Musicians have to sit beside sexual abusers at award ceremonies, MPs have said as they warned that misogyny and discrimination is “endemic” in the industry.
A report by the Women and Equalities Committee, released on Tuesday, found that there is a “boys’ club” where sexual harassment and abuse is common, and the non-reporting of such incidents is high.
MPs heard evidence for the report, from the Musicians’ Union, heads of music festivals and record companies, during the misogyny in music inquiry.
The report concluded: “Women in the music industry have had their lives ruined and their careers destroyed by men who have never faced the consequences for their actions.
“Much of the evidence we received has had to remain confidential, including commentary on television shows and household names.
“That is highly regrettable but demonstrates the extent of the use of NDAs (non-disclosure agreements) and the culture of silence.
“People in the industry who attend award shows and parties currently do so sitting alongside sexual abusers who remain protected by the system and by colleagues.
“The music industry has always prided itself on being a vehicle for social change; when it comes to discrimination, and the harassment and sexual abuse of women, it has a lot of work to do.”
The committee asked ministers to stop NDAs being used in cases of sexual abuse, harassment, misconduct or bullying as victims are often “threatened into silence”.
It also recommended that suspension of existing NDAs should be looked at along with licensing requirements for studios, music venues, managers of artists and the security staff.
Chairwoman of the Women and Equalities Committee, Caroline Nokes MP, said: “Women’s creative and career potential should not have limits placed upon it by endemic misogyny which has persisted for far too long within the music industry.
“Our report rightly focuses on improving protections and reporting mechanisms, and on necessary structural and legislative reforms.
“However, a shift in the behaviour of men — and it is almost always men – at the heart of the music industry is the transformative change needed for talented women to quite literally have their voices heard and be both recognised and rewarded on equal terms.”

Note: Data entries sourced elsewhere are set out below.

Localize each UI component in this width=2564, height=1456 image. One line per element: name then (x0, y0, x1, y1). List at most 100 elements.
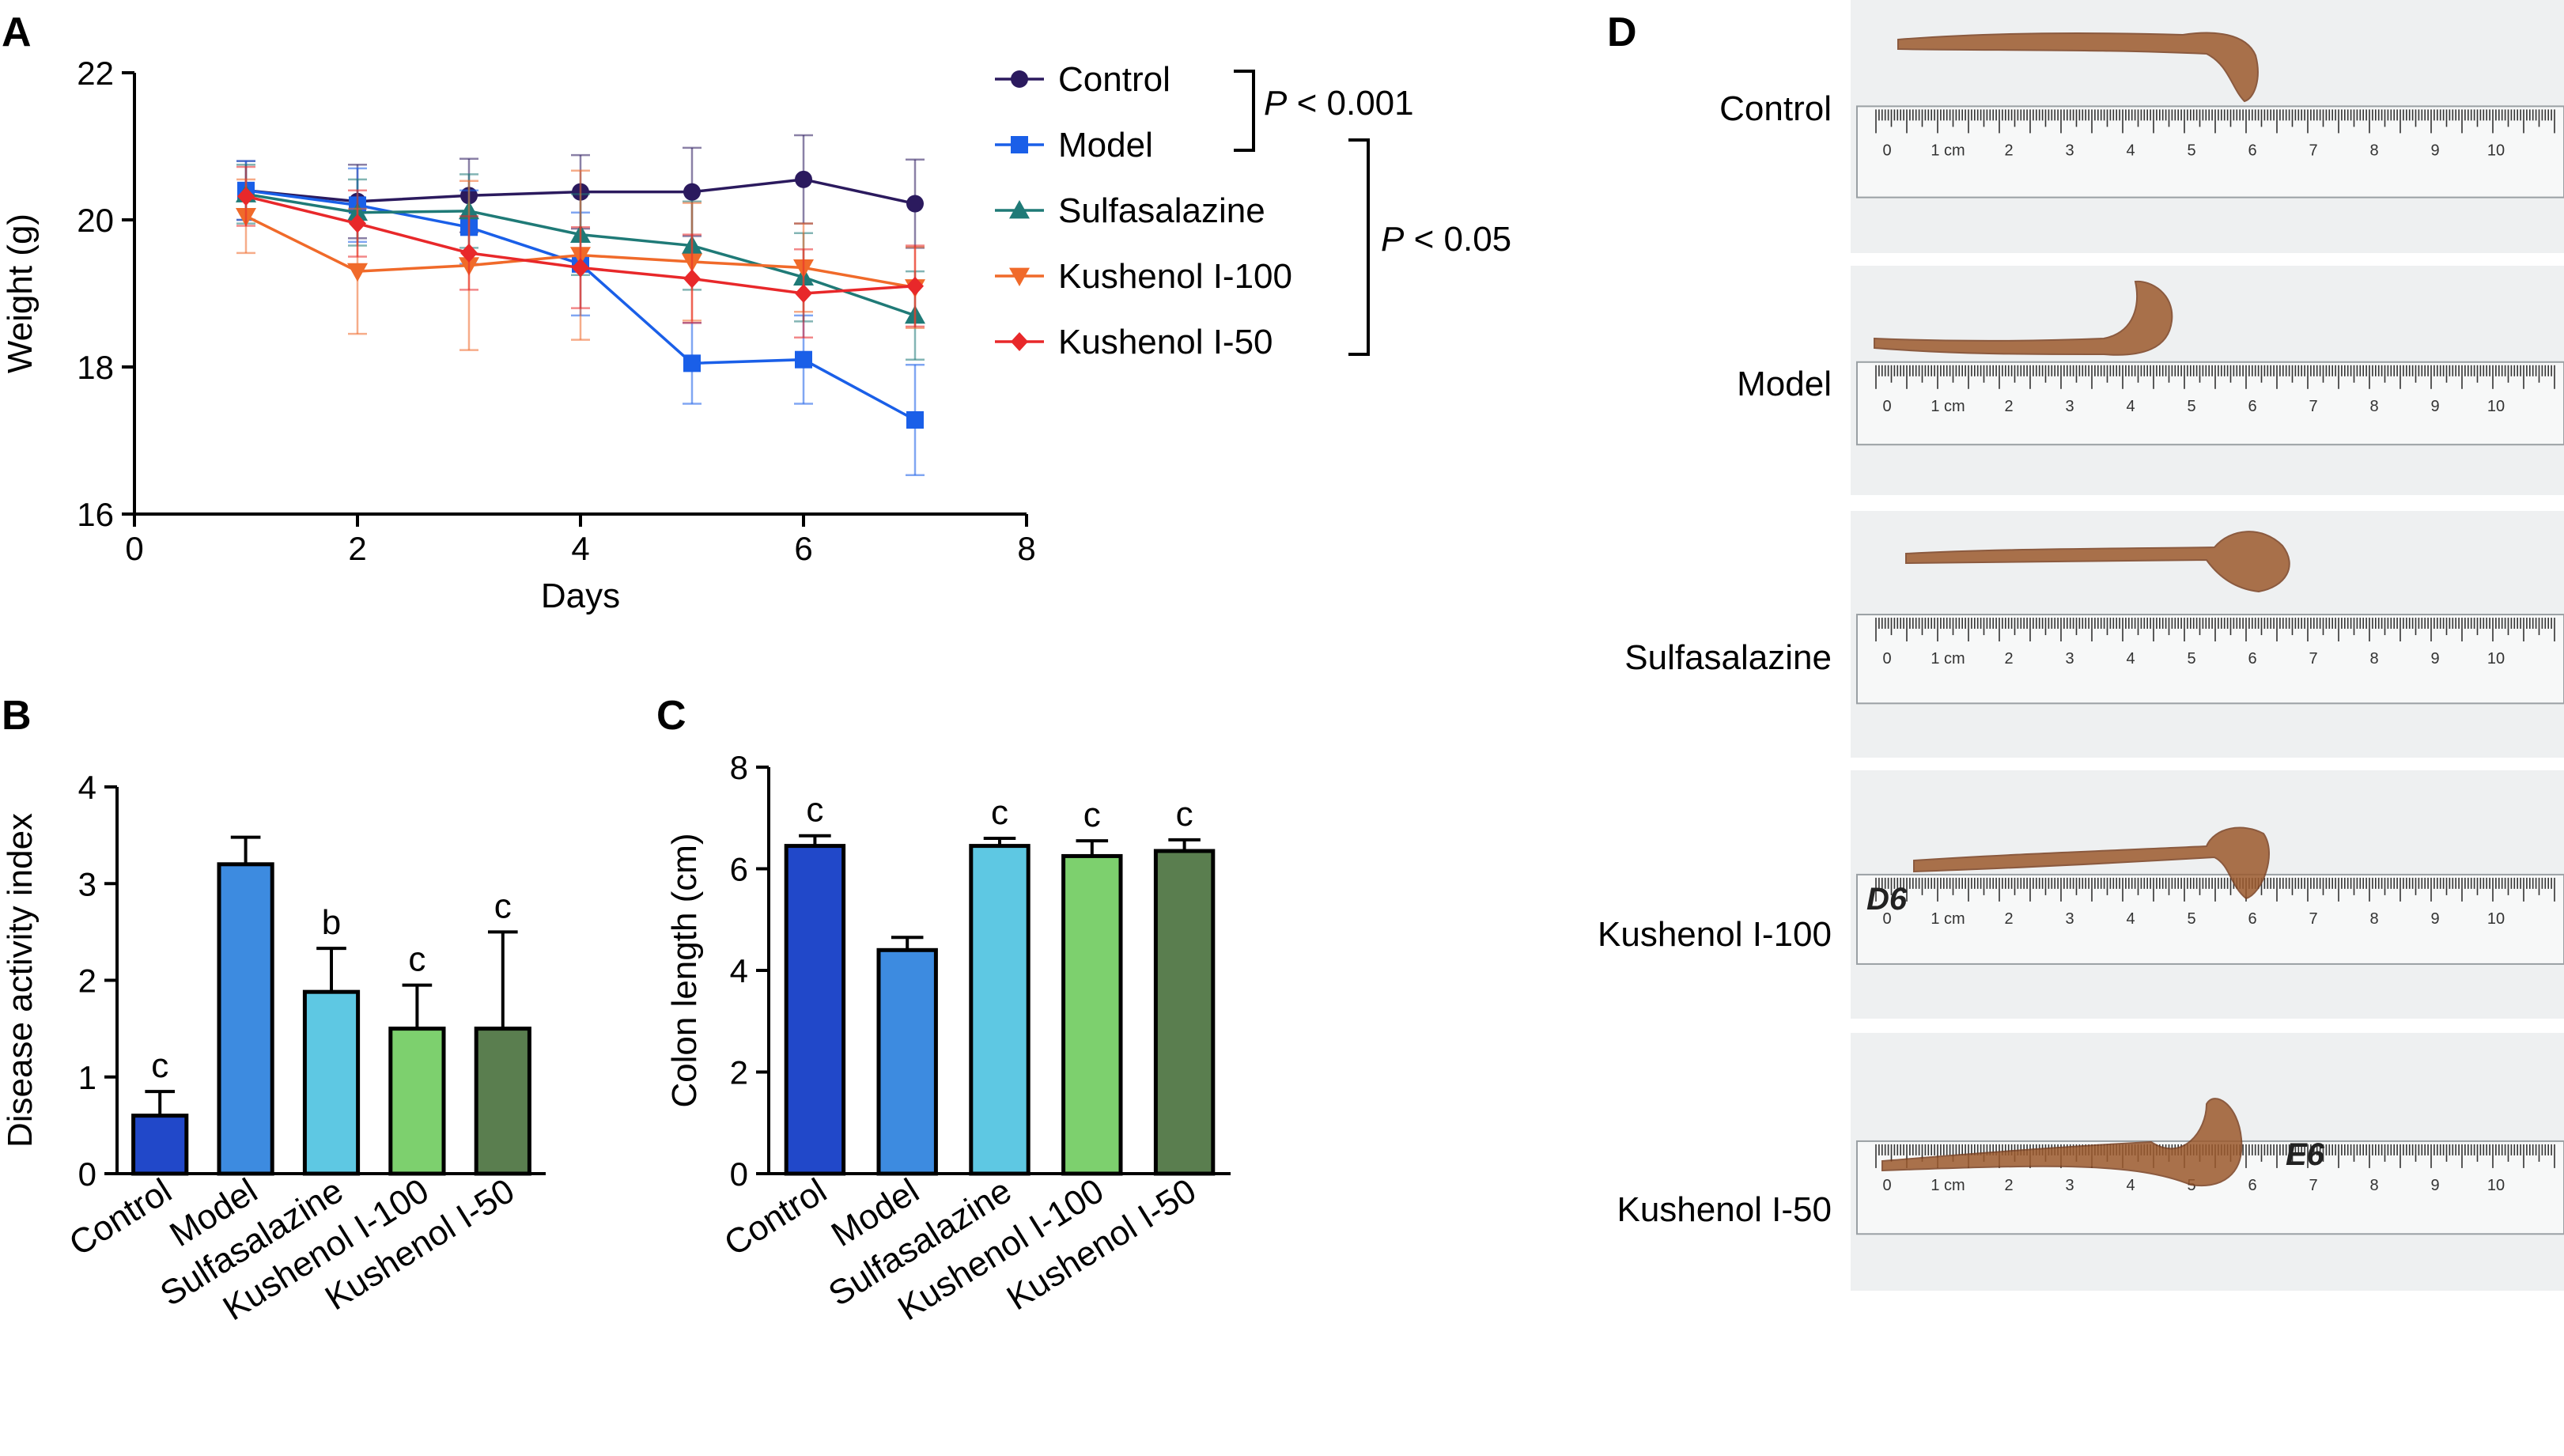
p-threshold: < 0.05 (1404, 220, 1511, 259)
ruler-number: 8 (2369, 398, 2378, 415)
ruler-number: 7 (2309, 142, 2317, 159)
ruler-number: 7 (2309, 650, 2317, 667)
data-point (906, 276, 924, 296)
data-point (795, 284, 812, 303)
data-point (683, 269, 701, 289)
ruler-number: 0 (1882, 650, 1891, 667)
data-point (237, 187, 255, 206)
ruler-number: 10 (2487, 142, 2505, 159)
panel-label-c: C (656, 693, 686, 739)
weight-chart-legend: Control Model Sulfasalazine Kushenol I-100 K… (995, 60, 1292, 361)
handwritten-mark: D6 (1866, 882, 1908, 917)
bar-sulfasalazine (302, 989, 361, 1176)
significance-letter: c (494, 887, 512, 925)
weight-chart-series (236, 134, 925, 476)
y-tick-label: 0 (78, 1155, 96, 1193)
significance-bracket (1234, 70, 1255, 152)
bar-control (784, 844, 846, 1176)
y-tick-label: 0 (730, 1155, 748, 1193)
ruler-number: 1 cm (1931, 398, 1965, 415)
y-tick-label: 3 (78, 865, 96, 902)
ruler-number: 7 (2309, 910, 2317, 928)
y-axis-title: Disease activity index (1, 813, 40, 1148)
ruler-number: 10 (2487, 650, 2505, 667)
significance-letter: c (151, 1046, 168, 1085)
ruler-number: 2 (2004, 650, 2013, 667)
ruler-number: 6 (2248, 142, 2256, 159)
significance-letter: c (408, 940, 425, 979)
ruler-number: 5 (2187, 910, 2195, 928)
colon-tissue (1905, 531, 2290, 593)
significance-label: P < 0.05 (1381, 220, 1511, 259)
ruler-number: 1 cm (1931, 142, 1965, 159)
ruler-number: 3 (2065, 398, 2074, 415)
data-point (683, 354, 701, 373)
ruler-number: 7 (2309, 1177, 2317, 1194)
y-tick-label: 20 (77, 202, 114, 239)
photo-label: Kushenol I-50 (1617, 1190, 1832, 1229)
ruler-number: 4 (2126, 910, 2135, 928)
ruler-number: 6 (2248, 650, 2256, 667)
bar-kushenol-i-100 (388, 1027, 446, 1176)
significance-letter: c (991, 793, 1008, 832)
ruler-number: 4 (2126, 142, 2135, 159)
data-point (460, 243, 478, 263)
data-point (906, 410, 924, 429)
photo-label: Sulfasalazine (1624, 638, 1832, 677)
legend-label: Sulfasalazine (1058, 191, 1265, 230)
ruler-number: 10 (2487, 1177, 2505, 1194)
ruler-number: 8 (2369, 142, 2378, 159)
ruler-number: 8 (2369, 1177, 2378, 1194)
ruler-number: 5 (2187, 142, 2195, 159)
y-tick-label: 4 (78, 769, 96, 806)
weight-line-chart: 16 18 20 22 0 2 4 6 8 Days Weight (g) Control Model… (1, 55, 1511, 615)
ruler-number: 3 (2065, 142, 2074, 159)
photo-label: Kushenol I-100 (1598, 915, 1832, 954)
data-point (572, 258, 589, 278)
significance-letter: c (806, 791, 823, 830)
data-point (906, 195, 924, 213)
colon-tissue (1897, 32, 2259, 103)
weight-chart-axes: 16 18 20 22 0 2 4 6 8 Days Weight (g) (1, 55, 1036, 615)
ruler-number: 10 (2487, 910, 2505, 928)
y-tick-label: 6 (730, 851, 748, 888)
legend-marker (1011, 70, 1028, 88)
data-point (795, 170, 812, 188)
ruler-number: 6 (2248, 910, 2256, 928)
significance-bracket (1348, 138, 1370, 356)
photo-model: 0 1 cm 2 3 4 5 6 7 8 9 10 (1851, 266, 2564, 495)
colon-tissue (1874, 280, 2173, 356)
ruler-number: 9 (2430, 142, 2439, 159)
legend-marker (1009, 267, 1030, 286)
x-tick-label: 4 (571, 530, 589, 567)
photo-control: 0 1 cm 2 3 4 5 6 7 8 9 10 (1851, 0, 2564, 253)
y-axis-title: Weight (g) (1, 214, 40, 373)
ruler-number: 5 (2187, 650, 2195, 667)
ruler-number: 3 (2065, 910, 2074, 928)
ruler-number: 7 (2309, 398, 2317, 415)
y-tick-label: 22 (77, 55, 114, 92)
ruler-number: 4 (2126, 1177, 2135, 1194)
significance-letter: c (1176, 795, 1193, 834)
handwritten-mark: E6 (2286, 1137, 2325, 1172)
x-tick-label: 2 (348, 530, 366, 567)
colon-tissue (1913, 826, 2271, 900)
panel-label-b: B (2, 693, 32, 739)
y-tick-label: 2 (730, 1054, 748, 1091)
legend-marker (1009, 200, 1030, 219)
ruler-number: 2 (2004, 910, 2013, 928)
y-tick-label: 8 (730, 749, 748, 786)
data-point (683, 183, 701, 201)
x-tick-label: 8 (1017, 530, 1035, 567)
ruler-number: 0 (1882, 398, 1891, 415)
ruler-number: 2 (2004, 142, 2013, 159)
x-axis-title: Days (541, 577, 620, 615)
legend-label: Kushenol I-50 (1058, 323, 1273, 361)
data-point (795, 350, 812, 369)
significance-letter: b (322, 903, 341, 942)
ruler-number: 1 cm (1931, 910, 1965, 928)
ruler-number: 0 (1882, 142, 1891, 159)
photo-label: Model (1737, 365, 1832, 403)
ruler-number: 8 (2369, 650, 2378, 667)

There is also a lack of representation at the highest level, the report says, as only one in 10 headliners at music festivals in the UK were women in summer 2023 and women represent less than a third of top-selling artists in music and 14% of songwriters.
However, last year seven of the top 10 tracks and 13 of the top 20 were by women.
The report also found that gatekeepers judge women on their looks rather than ability and work has been lost because of people saying they are “not attractive enough” or do not have “the right body type”.
Employers asking female musicians or some women in a band to promote a “sexy image” is not uncommon, the report also said.
Other measures recommended include amending the Equality Act to ensure protection for freelance workers.
Employers should also be required to protect workers from sexual harassment by third parties under law, MPs said.
The committee want the music industry and Government to increase diverse talent funding and pathways for women to enter careers in talent scouting and oversee artists’ development, sound engineering and production.
Organisations which have more than 100 employees should publish statistics on the diversity of their workforce and gender and ethnicity pay gaps, MPs say.
The committee also hope that the newly created Creative Industries Independent Standards Authority (CIISA) will shine a light on bad behaviour in the music industry but warned that it is “not a panacea for all of the problems in the industry” and “time will tell whether it has the powers required to drive the changes needed”.
A Government spokesperson said it is considering the recommendations and welcomed Creative UK’s work and the creation of the CIISA.
They added: “All women should be able to work in a music sector which is free from misogyny and discrimination.
“The industry must do all it can to ensure there is a supportive and safe working environment and to address any imbalances of power that exist.”
In a joint statement, Jo Twist, chief executive of the British Phonographic Industry (BPI), and YolanDa Brown, musician and BPI chairwoman, said misogyny is “completely unacceptable”.
They added: “This report contains some thoughtful recommendations and recognises that all parts of our industry have a shared responsibility to tackle this important issue head on.
“We are already working with the wider music sector to build on the progress our label members are leading the way in making and in supporting the work of UK Music and the ongoing development of CIISA.
“As the committee acknowledges, record companies have increased representation of women in executive positions, and we’re seeing more women – as artists and in their teams – achieve success.”